Confuso por aquella revelación en una noche ya de por sí difícil, acercó una silla a la cama y se sentó. Ella tenía los brazos estirados sobre la cama y rozó el dorso de su mano. Tenía una piel suave. Tomó su mano y la apretó. Ella se agarró a él.
Stone sintió una breve sacudida, como si una corriente eléctrica hubiese saltado del cuerpo de Cathy al suyo, y aquello le hizo fruncir el ceño. No debía ser más que una reacción tras todo lo que había pasado. Estaba cansado, nada más, pero siguió dándole la mano y acariciándola con el pulgar. Suave y fina, pensó, igual que la de su cara. No era la piel de una mujer que acababa de pasar un fin de semana de vacaciones en un lugar soleado. Según ella, se había pasado la mayor parte de la primavera viajando a lugares de vacaciones. Le había hablado de su bikini y del bronceado, pero no había ni rastro de ello en su piel.
La ropa de la cama ocultaba los detalles de su cuerpo, pero no parecía la clase de mujer que llevase los bikinis y las minifaldas de las que le hablaba.
– Ay, Cathy -suspiró-. De las veces que me he imaginado que llegaría a conocerte, jamás pensé que fuera a ser así -y siguió acariciando su mano-. Me alegro de que estés bien -continuó-. Sé que lo has pasado muy mal y que necesitas descansar, pero vas a tener que recuperar pronto la consciencia. Necesitamos saber que estás bien. Bueno, supongo que soy yo quien necesita saberlo. Así que hazlo por mí, ¿vale?
Por un momento le pareció que iba a despertarse, y Stone se quedó paralizado en el sitio sin saber qué hacer si se despertaba. Tendría que escabullirse de la habitación antes de que se diera cuenta de que estaba allí. Pero no abrió los ojos, y si le pareció que mostraba alguna reacción era porque la estaba observando muy atentamente.
– ¿Señor Ward?
– ¿Sí?
La enfermera estaba en la puerta.
– Puede quedarse un par de minutos más, pero después tendré que pedirle que se marche.
Él asintió y volvió su atención a Cathy.
– Quieren que me vaya para que puedas descansar.
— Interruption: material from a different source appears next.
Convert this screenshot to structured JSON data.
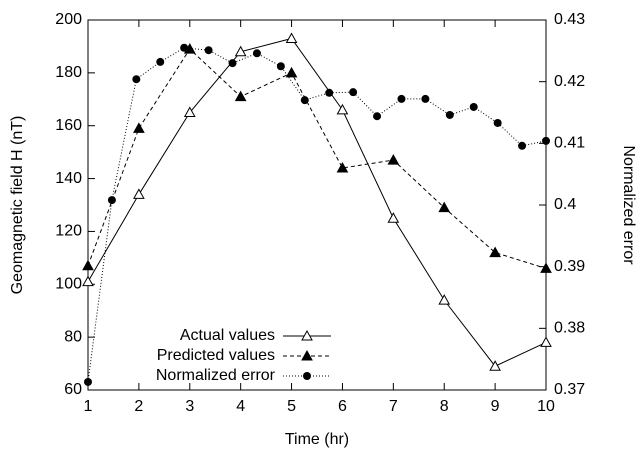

Volveré mañana, y me encantaría que estuvieras despierta para entonces.
Aunque no sabía cómo podría enfrentarse a la situación si de verdad lo estaba, pero ya cruzaría ese puente cuando llegase a él.
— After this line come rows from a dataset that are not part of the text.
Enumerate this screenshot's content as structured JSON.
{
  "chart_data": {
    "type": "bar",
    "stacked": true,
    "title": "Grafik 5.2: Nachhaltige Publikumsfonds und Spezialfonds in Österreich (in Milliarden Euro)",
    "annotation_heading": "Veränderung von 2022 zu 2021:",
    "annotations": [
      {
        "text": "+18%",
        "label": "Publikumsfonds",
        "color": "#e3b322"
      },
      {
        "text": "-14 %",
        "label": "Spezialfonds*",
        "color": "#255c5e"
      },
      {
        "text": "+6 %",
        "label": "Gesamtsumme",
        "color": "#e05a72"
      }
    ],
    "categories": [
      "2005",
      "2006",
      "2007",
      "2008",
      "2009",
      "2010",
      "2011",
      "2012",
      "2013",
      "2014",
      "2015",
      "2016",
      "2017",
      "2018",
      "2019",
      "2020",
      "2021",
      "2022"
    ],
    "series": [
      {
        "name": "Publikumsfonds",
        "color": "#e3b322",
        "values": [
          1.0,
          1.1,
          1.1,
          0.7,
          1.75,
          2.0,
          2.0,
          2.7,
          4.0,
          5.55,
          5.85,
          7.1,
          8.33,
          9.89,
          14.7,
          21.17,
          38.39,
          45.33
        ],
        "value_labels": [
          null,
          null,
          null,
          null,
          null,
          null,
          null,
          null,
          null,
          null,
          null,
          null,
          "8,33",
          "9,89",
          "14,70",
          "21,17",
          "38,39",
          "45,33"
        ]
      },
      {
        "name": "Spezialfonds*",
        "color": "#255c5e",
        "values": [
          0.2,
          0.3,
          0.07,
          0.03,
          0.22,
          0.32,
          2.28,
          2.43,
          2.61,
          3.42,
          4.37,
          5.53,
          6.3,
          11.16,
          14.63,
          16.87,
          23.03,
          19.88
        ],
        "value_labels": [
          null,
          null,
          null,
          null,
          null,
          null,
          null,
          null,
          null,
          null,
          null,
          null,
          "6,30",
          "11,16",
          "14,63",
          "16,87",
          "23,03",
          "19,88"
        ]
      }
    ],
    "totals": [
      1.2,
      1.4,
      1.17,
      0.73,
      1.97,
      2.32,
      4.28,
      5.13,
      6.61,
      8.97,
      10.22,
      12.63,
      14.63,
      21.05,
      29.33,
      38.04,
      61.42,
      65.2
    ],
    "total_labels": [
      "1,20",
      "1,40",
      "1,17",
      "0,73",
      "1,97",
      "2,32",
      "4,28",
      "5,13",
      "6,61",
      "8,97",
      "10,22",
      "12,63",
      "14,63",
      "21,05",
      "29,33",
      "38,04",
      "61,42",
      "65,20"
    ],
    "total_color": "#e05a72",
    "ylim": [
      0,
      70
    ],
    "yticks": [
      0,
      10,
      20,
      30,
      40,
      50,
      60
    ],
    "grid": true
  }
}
Soltó su mano y se levantó, pero antes de salir abrió el pequeño armario que había junto a la puerta del baño. Dentro encontró unos vaqueros viejos, una camiseta grande y un bolso, que tenía claramente marcadas las huellas sobre el material barato. Debía estar aferrada a su bolso cuando la rescataron.
Tras asegurarse de que la enfermera había vuelto al control, lo abrió y sacó el monedero de Cathy. Anotó la dirección que figuraba en su permiso de conducir.
– Te veré pronto -le prometió, antes de besarla en la mejilla. Ella no se movió.
Una vez fuera, le dijo a la enfermera que quería que trasladasen a Cathy a una habitación privada, y que él se haría cargo de pagar la diferencia.
Veinte minutos más tarde, salía de la autopista con su BMW para entrar en la urbanización de North Hollywood. En el mapa que llevaba en el coche, buscó el nombre de la calle y tras unas cuantas vueltas, localizó la calle de Cathy.